Boxer appeared from behind a far cluster of oak tree's, weaving his way between two splicers trimming the lawn, before striding up to Edward. He reached out with a dripping wet bottle of Worley Wine. The label was sodden and the ink had run, but it appeared to be a 1958 vintage.

"Heaven's old boy, how did you come across this?"

"Well, you told me to find you more wine. I did." Boxer seemed less obliging somehow, grouchy and fed up. "The water had gotten back into the winery after that creepy bitch Wells re-started your computer and stopped the pumps, it was almost neck deep. I had to send in another splicer... same as last time though. Lost him after the third round trip..."

Edward sighed with frustration and momentarily turned away from the bottle he had just opened. "For fuck sake..." He didn't wait much longer before he took the first gulp. "Any word from Bear?"

"Yeah, and not a good one. He lost six of his boys to lousy diving suits, and not one of them managed to get inside Minerva's Den. Place is locked up tight. Only solution would be to have a Big Daddy take a window off - but until you get control back over the Thinker from inside the Den, the metal men aren't listening to a goddamn word we say."

Edward cursed again under his breath, "But you've stationed guards around it?"

"All I could spare, but I didn't think you'd want me to take men from guarding Hephaestus - we're running low on men with all their marbles. I ain't trusting splicers with anything as serious as security."

"Fine, fine." Edward had heard enough bad news. He took another, larger gulp of wine.

Without The Thinker, the work had stalled on sectioning off the city, and he no longer had the computer estimates on how long the city now had, nor did he have any information on anything. He'd lost Grace Holloway - not just as a respected friend, but he'd lost her allegiance and her trust. He re-lived those final moments with her in his office over and over as he stared aimlessly among the Tree's of Arcadia, and swung violently and erratically between regret and surging anger at the woman. The emotions deepened as he drank further.

So without Grace, without Wells or her damned computer, Edward was stuck, and he knew it. He had the power in Hephaestus, that was a trump card. He had the oxygen too - Arcadia, that was another. The problem was, whilst he could distribute the products of both, he no longer had computer control over either. Wells and Jack Ryan could turn either off in a second, and there was bugger-all he could do about it. Not that he could flaunt it too wildly, but he also had the only source of fresh ADAM in Rapture too - now that appeared to be his only pawn left worth playing on the chess board. He just had to figure out the best way how.

He could use it to blackmail the splicers into doing his bidding, that might work. But if Jack started dishing out this ADAM Cure, who knew how long the ADAM would be effective. He could use ADAM to splice up the few men he had, and try to storm whichever castle Jack and Wells had barricaded themselves inside - but the unknown factor there, was he had no idea how many of Grace Holloway's loyalists would now be switching their allegiance to Jack - Edward didn't want to encourage any confrontation that would clarify just how outmatched he may now be.
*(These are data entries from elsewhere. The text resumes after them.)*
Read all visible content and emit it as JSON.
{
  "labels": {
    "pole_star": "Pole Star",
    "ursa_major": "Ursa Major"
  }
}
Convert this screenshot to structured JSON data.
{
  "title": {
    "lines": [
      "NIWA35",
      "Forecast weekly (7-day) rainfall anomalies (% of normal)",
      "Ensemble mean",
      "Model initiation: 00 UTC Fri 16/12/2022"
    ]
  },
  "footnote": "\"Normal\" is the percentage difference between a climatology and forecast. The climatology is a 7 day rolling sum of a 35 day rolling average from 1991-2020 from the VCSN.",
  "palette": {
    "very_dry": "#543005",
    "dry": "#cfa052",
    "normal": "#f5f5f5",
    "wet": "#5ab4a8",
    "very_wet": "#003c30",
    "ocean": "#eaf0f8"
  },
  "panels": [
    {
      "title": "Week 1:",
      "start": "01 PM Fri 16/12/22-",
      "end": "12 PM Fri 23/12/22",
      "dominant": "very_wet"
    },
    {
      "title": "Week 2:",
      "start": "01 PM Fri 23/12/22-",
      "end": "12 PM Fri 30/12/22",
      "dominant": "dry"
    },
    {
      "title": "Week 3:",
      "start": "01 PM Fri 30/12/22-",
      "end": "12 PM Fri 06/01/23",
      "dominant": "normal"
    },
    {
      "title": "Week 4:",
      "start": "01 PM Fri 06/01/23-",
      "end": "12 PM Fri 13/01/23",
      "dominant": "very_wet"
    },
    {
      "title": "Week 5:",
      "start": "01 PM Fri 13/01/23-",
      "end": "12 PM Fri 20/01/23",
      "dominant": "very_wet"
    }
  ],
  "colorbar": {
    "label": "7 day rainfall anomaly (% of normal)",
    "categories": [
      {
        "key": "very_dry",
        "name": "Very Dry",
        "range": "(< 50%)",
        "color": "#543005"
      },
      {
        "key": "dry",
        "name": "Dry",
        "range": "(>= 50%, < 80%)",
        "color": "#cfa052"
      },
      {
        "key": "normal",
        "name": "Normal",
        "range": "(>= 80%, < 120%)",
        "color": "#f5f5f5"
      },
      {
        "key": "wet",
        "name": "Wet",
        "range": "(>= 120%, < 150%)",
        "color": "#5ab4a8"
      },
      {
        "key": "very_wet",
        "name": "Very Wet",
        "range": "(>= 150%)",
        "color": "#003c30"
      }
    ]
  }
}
Edward threw his head into his hands and groaned. 'Oh Andrew - how did you hold out against Fontaine so long?'

Then, something struck him. It had been Fontaine, or rather Atlas's army of splicers that had brought Rapture - and Ryan, to their knee's. Splicer's wanted ADAM. The one thing Edward had, was a shitload of ADAM. And what had Ryan used to combat the threat? More splicers, controlled by ADAM and mental suggestion.

"Boxer - last estimate we got before things turned south - how many splicers are still roaming free? The one's that didn't respond to our efforts to re-home them all down in the drop?" The large man scratched his stubbly chin. "Uh, last count from the Thinker was around a couple of hundred, maybe three to four hundred? But they are animals boss, gone full bye-bye. They aren't any use to anyone."

Edwards face dropped, and he felt his stomach ache at the thought, but he knew what he had to do - all he had left to do. "It's that animal we're going to need."